Background In 2014, the International Myeloma Working Group (IMWG) revised the diagnostic criteria for multiple myeloma (MM), incorporating biomarkers summarized by the acronym SLiM. Among these, the presence of >1 focal lesion on magnetic resonance imaging (MRI) was designated a myeloma-defining event. The National Comprehensive Cancer Network (NCCN) recommends a whole-body (WB) MRI without contrast to discern smoldering MM (SMM) from MM if a CT or FDG PET/CT is negative. Therefore, the majority of patients with presumed SMM should undergo MRI. Failure to include a screening MRI in the diagnostic workup of SMM could lead to a missed diagnosis of MM, potentially delaying treatment or obscuring the true risk of progression.

Objective To assess the prevalence of whole-body/spine MRI use in the evaluation of patients with SMM and to determine the frequency in which MRI findings lead to reclassification from SMM to active MM.

Methods We conducted a retrospective review of medical records of patients who underwent screening for two IRB approved SMM clinical trials (NCT01572480 and NCT04933539). Patients were referred from outside institutions with a presumed diagnosis of SMM to the NIH Clinical Center between April 2014 and December 2024. First, referral records were reviewed to identify whether an MRI had been performed by the referring physician prior to our institutional clinical assessment. Second, institutional records were reviewed, irrespective of prior radiographic imaging, to identify presumed SMM patients who underwent a whole-spine (SP) or WB MRI at NIH. MRIs were considered positive for active MM if they identified >1 lesions ≥5 mm consistent with the Myeloma Response Assessment and Diagnosis System (MY-RADS) guidelines including having T1 hypointense and STIR hyperintense signal features within detected lesions.

Results Medical records from 134 SMM referrals were reviewed. Most patients (131 patients) had a CT or PET/CT to rule out lytic lesions during their outside workup. Only 22 (16%; 95% CI: 11-23%) had a WS or WB MRI performed prior to referral.

Of the SMM patients that had a repeated diagnostic workup at our institution (N=116), 71 completed a WS or WB-MRI. The cohort was composed of 56% male and 44% female patients, with 31% meeting the PETHEMA risk model and 48% meeting the Mayo high-risk model.

MRI identified >1 focal lesion consistent with MM in 9 patients (13%; 95% CI: 6.6–22.6%).

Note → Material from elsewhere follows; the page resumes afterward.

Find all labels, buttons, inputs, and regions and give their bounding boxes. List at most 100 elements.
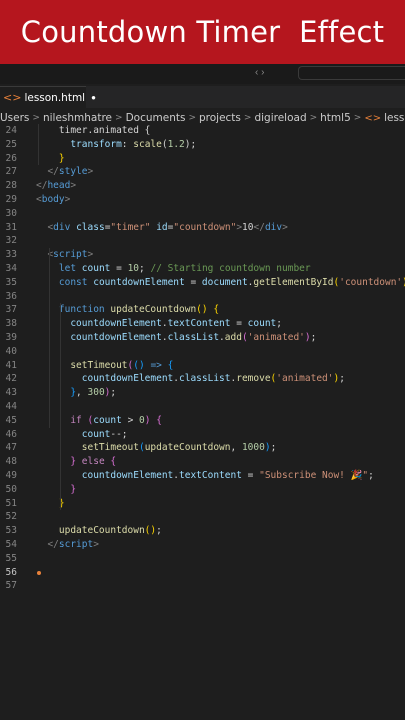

In 7 patients (9.9%; 95% CI: 4.6–19.3%), MRI findings were the sole myeloma-defining event prompting reclassification from SMM to active MM. The remaining 2 patients had concurrent findings of ≥60% bone marrow plasma cells, with one also demonstrating lytic lesions on CT. Lesions identified on MRI ranged in size from 0.7 cm to 2.4 cm, with a median size of 0.95 cm. Patients had an average of 3 focal lesions (range 2-4). The presence of focal lesions did not correlate to higher bone marrow plasmacytosis values (3 patients 10-19%, 1 with 20-29%, 1 with 30-39%, 2 with 50-59%, 2 with 60-70%). Before imaging, 7 of the 8 patients met high risk-SMM criteria by IMWG 2020 or PETHEMA risk stratification, while 2 had no high-risk features.

Conclusion This study highlights a potential gap in clinical practice: an underutilization of MRI in the diagnostic work-up of SMM. MRI findings alone led to the reclassification of nearly 10% of patients from SMM to active MM, suggesting that without MRI diagnosis of MM may be missed resulting in delayed treatment and lost opportunities for early intervention. Barriers to routine MRI use may include lack of insurance coverage and clinician hesitancy to initiate treatment based solely on MRI findings, particularly when CRAB features are absent. Nevertheless, MRI's high sensitivity for detecting marrow involvement, focal lesions, and extramedullary disease highlights its crucial role in risk stratification and management, especially in SMM. These findings support broader incorporation of MRI into the routine evaluation of SMM, in accordance with recommendations from both the NCCN and IMWG.